I've searched high and low and have placed "Want To Buy" ads on Ebay for obsolete new old stock original bulbs for my Locator helicopter searchlight. Not sure if this is a GE or ORC part number - 1115985-3. The Locator was made by the now defunct Optical Radiation Corporation in Azusa, CA. They were bought out and I've had contact with someone in the new company who used to work for them when the were ORC. He turned me on to the GE MARC EZS, EZM and EZT series of bulbs of which I have all. The original bulb runs at about 39 Volts DC and about 9+ Amps at the bulb. The EZS is rated at 37.5 Volts DC, the EZM at 35 Volts DC and the EZT at 45 DC Volts. All seem to work OK powered from the Locator circuitry.

Modamag has made me adapters so that I can actually run the EZS in the light fixture but unfortunately, it's a yellow 3500K temp instead of the Diamond-White of the original 5000K bulb. 

All of the arc tubes of all the EZ Series are pretty much the same physical size and shape. All are potted into their metal ends with a ceramic'ish material. These are high pressure bulbs and for safety reasons, I really don't want to attempt to remove the glass envelope from the potting material and re-pot them - especially since they are all 25-Hour life bulbs.

I'm hoping more eyes might have seen some in the past or, in passing, might be able to find some new, old stock. Granted, since this was used on a Blackhawk helicopter, they're may not be a lot of them around and they're may not have been many produced.

Here's what I have.

The original GE bulb: 5000K







The GE Marc 300 EZS. 3500K





The GE Marc 300 EZM. 5500K





The GE Marc 350 EZT. 5000K





How the bulb sits in the light:


----------



## CajunJosh (Oct 17, 2009)

Well BVH looks like it's time for you to buy a NightSun


----------



## BVH (Oct 17, 2009)

Then I'd have to buy a bigger power supply!


----------



## IgNITEor (Oct 17, 2009)

aaahBVH,
I spoke with this fellow back around '91 when a non-working VSS-3 was sitting on my workbench. After rigging all sorts of wiring bypasses to get it to fire I wanted to know if the lamp was even functional.
He said he was capable of replicating the ORC lamp from scratch, but that handling and shipping of my lamp can be dangerous. That was my first "formal" introduction to World of Xenon. oo:

I think this is Steve Alexander's email:
[email protected]

And his company:
www.wolframlights.com

You may have already contacted him. If not, he may be of some help.
Hope you can the get your locator up and running again. I saw one like yours on Ebay a few ago and really had to restrain myself! Had not a dime to spare at the time.


----------



## BVH (Oct 18, 2009)

To everyone.....I'm after more Locators. If anyone sees one and doesn't want it for themselves, Please contact me right away!
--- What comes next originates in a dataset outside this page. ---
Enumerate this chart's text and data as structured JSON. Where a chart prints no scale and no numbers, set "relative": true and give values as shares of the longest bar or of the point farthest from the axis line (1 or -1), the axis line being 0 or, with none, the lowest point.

IgNITEor, when you say you saw one "a few ago" hopefully, that is not "days" but "years"?

My light runs which I'm happy about but I really, Really want that 5000K color!

Thanks IgNITEor for the Wolf source. I've just emailed Steve. I've also paid a small search fee to Don at Dons Bulbs to see if he can locate some.


----------



## IgNITEor (Oct 18, 2009)

BVH, that was supposed to read a few "years" ago. Dumb typo. 
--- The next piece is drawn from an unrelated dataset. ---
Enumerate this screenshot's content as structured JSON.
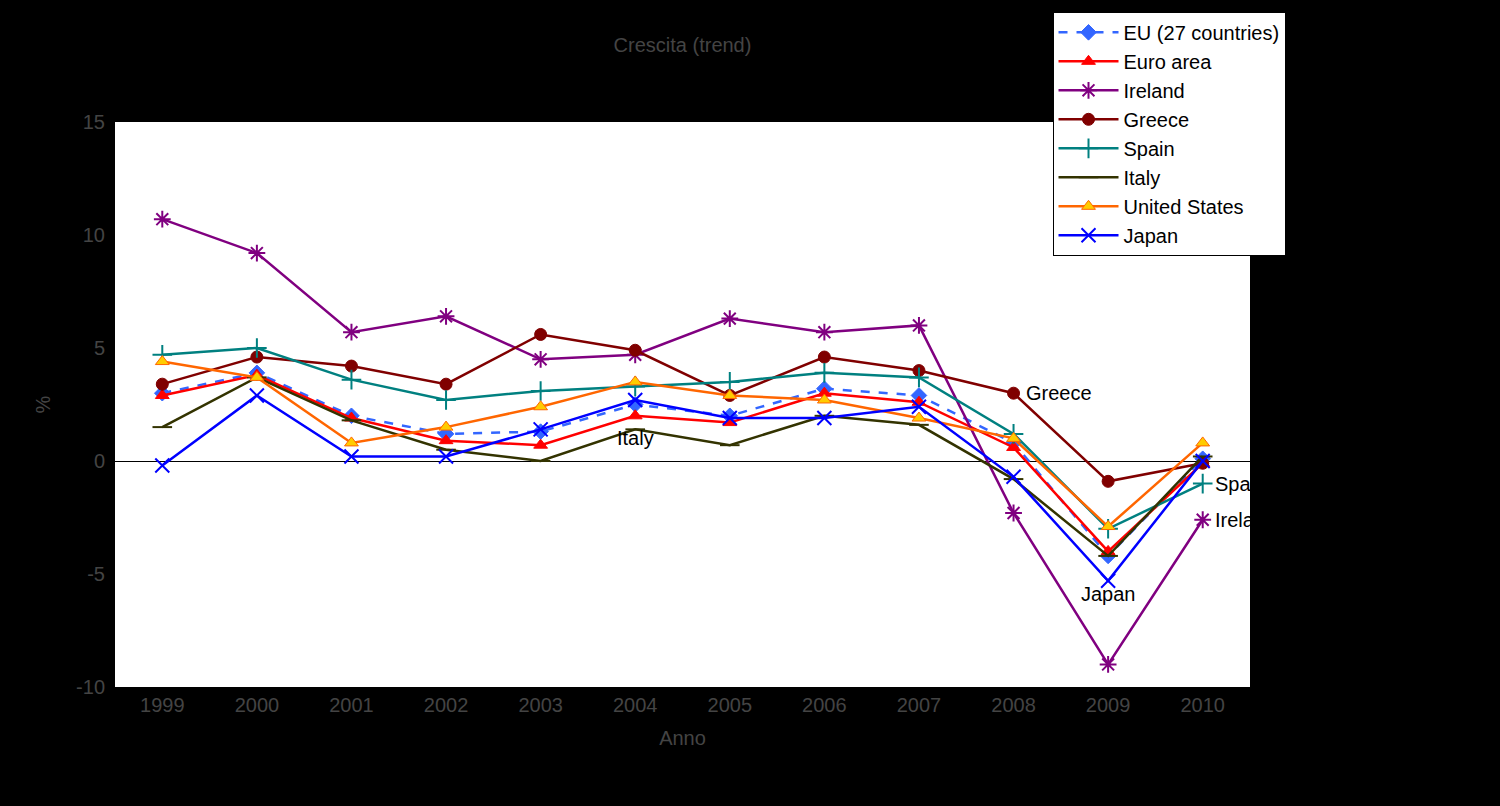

Really irks me that there are a few folks out there just sitting on these lights, pure opportunist's they may be :scowl: Can't imagine _all_ the remaining Locator's are sitting in some depot somewhere?


----------



## BVH (Oct 19, 2009)

My two serial numbers (got lights from two different sources) are both in the 2xx with 2 leading zeros. Someone else looking for bulbs overseas has a 3xx serial number light. I'm beginning to wonder if many of these were made. Might be less than 1000 or 500 even?

Just found a reference to unit 00628 so at least that many were made.


----------